I bowed my head to honor the elders, then spoke to Yohe with a smile. “Auntie Yohe, I am so happy to see you.”
She held a hand in front of the tall man. “This Bernat Deherrera. Him chief Carry Water Clan.”
I dipped my chin again and said, “I am so happy to meet you, Uncle. I know Paul Deherrera from Picuris.”
The old man spoke with a hoarse, cracking voice, “My nephew.”
I looked around, then pointed to the chairs where I’d been sitting earlier. “Please, sit down. Can I fix you so
me coffee or get you anything? Maybe some water?”
Yohe answered as they shuffled toward the chairs, “That be nice, maybe some coffee.”
I tiptoed into the break room where Gomez and the woman ranger were sleeping and put an envelope of coffee grounds into the basket, then filled the pot with water and poured it into the well of the machine. I turned the switch to the on position, and rummaged around in the cupboards. All I could find was a box of crackers and a couple of packages of Twinkies. I grabbed these, two cups of water, and some paper towels and headed back to the entry lobby area where the Tanoan visitors sat in the chairs. Roy had gone across the length of the offices to talk to the guys watching over Mountain.
“I brought some things.” I gave a cup of water to each of the Tanoans. “The coffee is brewing and it will be ready in a minute. Would you like something to munch on?”
Yohe’s eyes lit up when she saw the Twinkies, so I set the box of crackers on an empty chair and gave them each a package of the sweet cakes and a paper towel.
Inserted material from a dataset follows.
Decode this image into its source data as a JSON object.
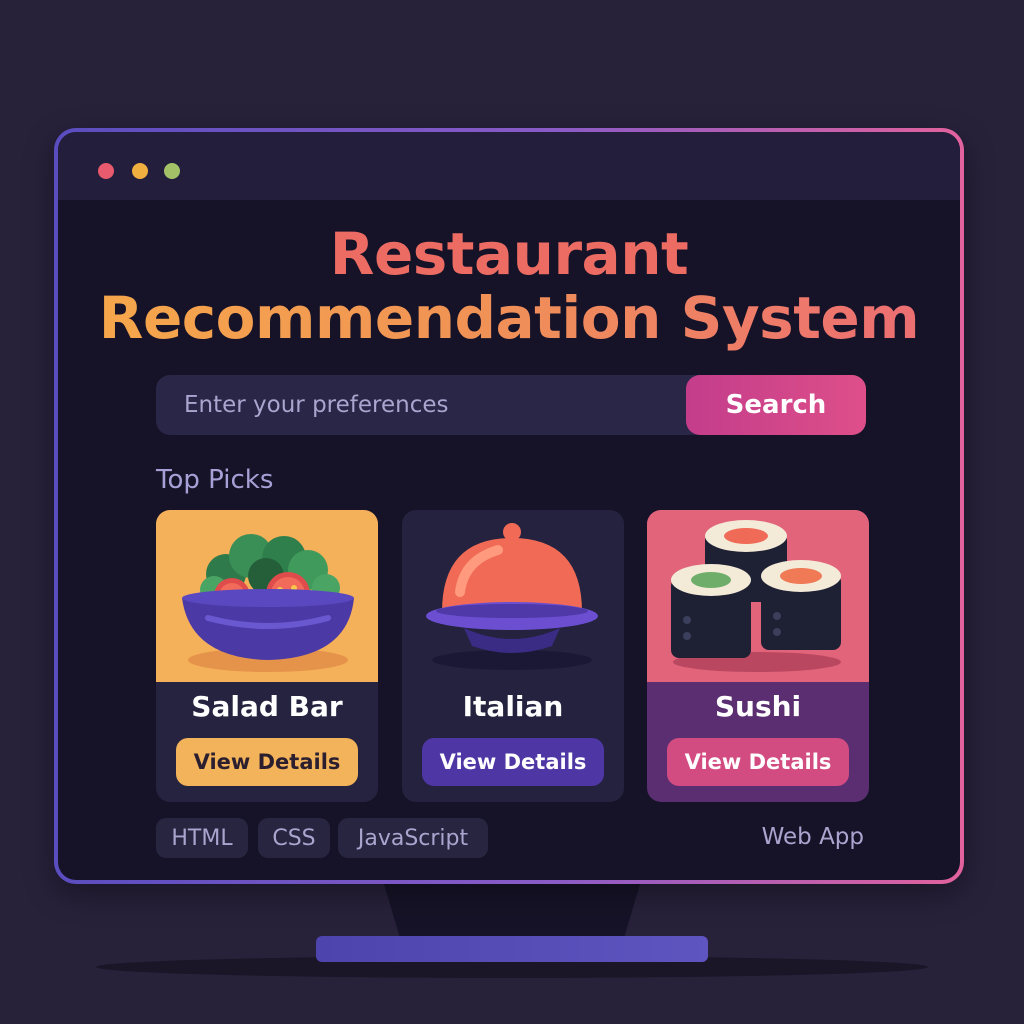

I went back to check on the coffee, and noticed that Roy had pulled up a chair next to Mountain and stretched out his long legs in front of him, one boot crossed over the other at the ankles. I watched him pull his cowboy hat over his face and cross his arms over his chest, prepared to take a nap.
I returned to the Puebloans with cups of coffee. “I am so honored that you came all this way to see me,” I said, knowing better than to ask why they had come.
“This coffee good,” Yohe said.
The clan chief nodded in agreement and took another bite of his second Twinkie.
“Bernat not talk good English. He want me help, come tell you what the dreamers see.”
“The dreamers. The peyote dreamers?”
She grimaced, wiggling her head quickly back and forth as if Bernat Herrera might not see this small gesture.
I instantly regretted asking the question, and I gave her an apologetic look. But I dared not speak, not even to say as much, if I wanted to hear more of what they had come to tell me.